Mitch Bloomquist
Executive Director
Tilt-Up Concrete Association

There’s a familiar line from Robert Frost’s “The Road Not Taken” that often finds its way into moments of reflection: “I took the one less traveled by, and that has made all the difference.” It’s a comforting thought—that our unique path through life or industry was boldly chosen and set us apart. But a closer reading of the poem reveals something more nuanced, even more honest. Frost describes both paths as “really about the same,” noting that the distinction between them only becomes meaningful in retrospect. The poem is less a celebration of individualism and more a meditation on how we make meaning of our choices after we’ve lived them. That line came to mind recently as we gathered for our awards gala—an evening that looked back across lifetimes of contribution, invention, and service. We weren’t just honoring achievements; we were acknowledging the way time itself transforms a career into a legacy.
That same spirit of reflection guides us now, as the Tilt-Up Concrete Association approaches its 40th anniversary. It’s a remarkable milestone—one that invites us not only to consider where we’ve been, but to ask how we’ve made meaning of that journey. It’s tempting at moments like this to mark time with a simple narrative—to say we’ve come so far, or to suggest that we’ve followed some rare or visionary course. But the truth is always more complex. Like Frost’s path through the woods, the road we’ve taken often looked quite ordinary at the start. The significance was not always obvious. It revealed itself only in what we built along the way.

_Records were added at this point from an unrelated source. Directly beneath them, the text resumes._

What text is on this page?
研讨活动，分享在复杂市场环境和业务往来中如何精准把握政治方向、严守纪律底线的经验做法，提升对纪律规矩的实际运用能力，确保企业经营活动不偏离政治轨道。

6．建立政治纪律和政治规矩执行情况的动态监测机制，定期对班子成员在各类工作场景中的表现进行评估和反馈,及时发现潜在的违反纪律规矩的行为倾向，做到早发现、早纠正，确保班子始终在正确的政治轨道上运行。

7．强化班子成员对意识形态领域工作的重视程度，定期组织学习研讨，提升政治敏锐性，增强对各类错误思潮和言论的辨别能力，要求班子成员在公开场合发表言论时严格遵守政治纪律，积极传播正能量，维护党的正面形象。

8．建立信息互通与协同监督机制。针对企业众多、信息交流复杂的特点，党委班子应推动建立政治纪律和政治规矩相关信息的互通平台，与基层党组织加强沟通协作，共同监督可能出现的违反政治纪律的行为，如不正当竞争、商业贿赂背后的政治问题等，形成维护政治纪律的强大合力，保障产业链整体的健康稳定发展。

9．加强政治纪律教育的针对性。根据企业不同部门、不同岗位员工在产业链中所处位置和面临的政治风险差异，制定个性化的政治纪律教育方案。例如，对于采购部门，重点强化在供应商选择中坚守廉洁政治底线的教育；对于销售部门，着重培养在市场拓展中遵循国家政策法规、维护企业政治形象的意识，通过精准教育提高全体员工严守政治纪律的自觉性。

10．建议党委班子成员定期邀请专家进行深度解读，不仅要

Forty years ago, a group of professionals gathered not to disrupt an industry, but to support a method—to give it structure, rigor, and community. In doing so, they built more than an association. They established a culture of shared learning, mutual respect, and collective advancement that remains the foundation of our work today.
Throughout this year, we will mark the occasion—quietly at times, more publicly at others—by allowing the theme of legacy to surface in our conversations, our publications, and our shared moments. But even as we look back, we remain a forward-looking organization. The achievements we recognize are not monuments to the past. They are reminders that the work of shaping an association—like shaping a career—is not done in sweeping gestures but in steady choices. It’s only through reflection that we begin to see the architecture of it all. The values carried forward. The decisions that mattered more than we realized at the time. The people whose contributions now feel indispensable.
Anniversaries invite us to look back. But they also ask us to choose, again, what kind of future we want to build. What we honor this year is not just longevity—it is direction. Not just tradition—but intention.
And in that way, perhaps what matters most isn’t which road we chose—but how we carried ourselves along it.